Der Herr nimmt es...

Die Evangelische Kirche im Rheinland will Eltern für den Schulbesuch ihrer Kinder zahlen lassen. Andere Kirchen könnten dem Beispiel folgen. Kritiker befürchten sozialen Druck und „Selektion“

VON KLAUS JANSEN

Eltern sollen sich den Schulbesuch ihrer Kinder etwas kosten lassen. Die Evangelische Kirche im Rheinland (EKiR) will an den von ihnen betriebenen Schulen künftig Elternbeiträge erheben. Nach Informationen des WDR sollen Eltern ab dem kommenden Jahr freiwillig monatlich 30 Euro für ihr erstes Kind sowie 15 Euro für jedes folgende Kind zahlen. EKiR-Sprecher Peter Iven bestätigte der taz entsprechende Pläne. Die Höhe der Gebühren stehe aber noch nicht fest. Ein verpflichtendes Schulgeld sei ausgeschlossen.

„Wir müssen unsere Einnahmequellen dauerhaft und planbar verbessern“, sagte Iven. Andernfalls müsse die Kirche einige ihrer bislang zehn Schulen schließen. Iven betonte allerdings, dass die Auswahl der Schüler nicht vom Einkommen ihrer Eltern abhängig gemacht werde: „Das würde unserem evangelischen Glaubensverständnis widersprechen“, sagte er. „Ich hoffe aber, dass die Eltern die Qualität unserer Schulen honorieren und dass es ihnen etwas wert ist, dass ihre Kinder bei uns ausgebildet werden.“

Ein verpflichtendes Schulgeld ist in Nordrhein-Westfalen rechtlich nicht erlaubt – freiwillige Elternbeiträge allerdings schon. „Von unserer Seite ist daran nichts auszusetzen“, sagt Andrej Priboschek, Sprecher des CDU-geführten nordrhein-westfälischen Schulministeriums. Die durch sinkende Kirchensteuereinnahmen in Finanznot geratenen Kirchen versuchen nun, das Einnahmepotenzial zu nutzen: Die Evangelische Kirche Westfalens denkt nach Angaben ihres Sprechers Andreas Duderstedt ebenfalls bereits über ein Elterngeld nach – allerdings erst mittelfristig und „in weniger konkreter Form“ als die Glaubensbrüder im Rheinland.

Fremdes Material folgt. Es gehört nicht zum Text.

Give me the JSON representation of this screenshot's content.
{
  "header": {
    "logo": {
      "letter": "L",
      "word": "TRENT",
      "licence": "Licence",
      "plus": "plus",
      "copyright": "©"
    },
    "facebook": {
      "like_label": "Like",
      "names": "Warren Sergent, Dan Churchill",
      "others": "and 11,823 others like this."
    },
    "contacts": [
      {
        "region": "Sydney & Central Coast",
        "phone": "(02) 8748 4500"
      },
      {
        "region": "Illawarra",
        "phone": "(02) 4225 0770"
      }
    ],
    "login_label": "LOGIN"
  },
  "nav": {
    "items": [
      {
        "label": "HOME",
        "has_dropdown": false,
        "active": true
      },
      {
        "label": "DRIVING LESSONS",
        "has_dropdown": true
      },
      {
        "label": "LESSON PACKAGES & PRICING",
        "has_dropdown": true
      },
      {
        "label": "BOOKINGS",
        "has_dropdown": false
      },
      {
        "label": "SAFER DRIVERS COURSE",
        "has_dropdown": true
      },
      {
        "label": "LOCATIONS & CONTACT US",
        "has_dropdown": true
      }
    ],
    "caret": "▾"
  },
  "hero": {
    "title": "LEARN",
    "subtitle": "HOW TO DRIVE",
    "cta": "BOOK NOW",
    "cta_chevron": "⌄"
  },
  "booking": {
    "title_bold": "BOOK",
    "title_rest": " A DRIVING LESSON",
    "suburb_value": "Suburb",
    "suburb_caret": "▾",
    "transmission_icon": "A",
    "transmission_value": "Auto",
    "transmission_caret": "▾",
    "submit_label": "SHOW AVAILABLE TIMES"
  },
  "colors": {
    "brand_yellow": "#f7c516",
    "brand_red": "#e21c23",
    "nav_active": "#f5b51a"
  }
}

Bereits ausprobiert hat die Abgabe das für seine besonders miserable Finanzlage bekannt gewordene Bistum Aachen. Seit einem Jahr bitten die katholischen Schulen im Grenzland um 10 Euro monatlich für das erste und 5 Euro für das zweite Kind gebeten. Die Resonanz ist positiv: „60 bis 80 Prozent der Eltern zahlen tatsächlich“, sagt Sprecher Franz Kretschmann.

Andere Kirchenvertreter warnen dennoch vor den Elternbeiträgen: „Wir machen das nicht, weil wir befürchten, dass sich sozial Schwächere von uns ausgegrenzt fühlen“, sagt Manfred Becker-Huberti, Sprecher des Erzbistums Köln. Es dürfe nicht zu einer „Selektion“ unter den Schülern kommen, fordert er. „Sozialen Druck“ befürchtet auch der NRW-Chef der Lehrergewerkschaft GEW, Andreas Meyer-Lauber: „Elternbeiträge sind eine indirekte Form von Schulgeld.“ Die soziale Ungleichheit an den Schulen werde so verstärkt, sagte er. Es sei schwierig zu überprüfen, ob die Schulleitungen bei der Auswahl ihrer Schüler den Geldbeutel der Eltern tatsächlich ignorieren: „Wenn sich hier ein Trend ergibt, muss man darüber nachdenken, ob kirchlich getragene Schulen überhaupt noch erwünscht sind“, sagte Meyer-Lauber der taz. Im Düsseldorfer Schulministerium teilt man diese Bedenken offenbar nicht: „Die Kirchen werden darum bemüht sein, dass alles sauber läuft“, heißt es dort.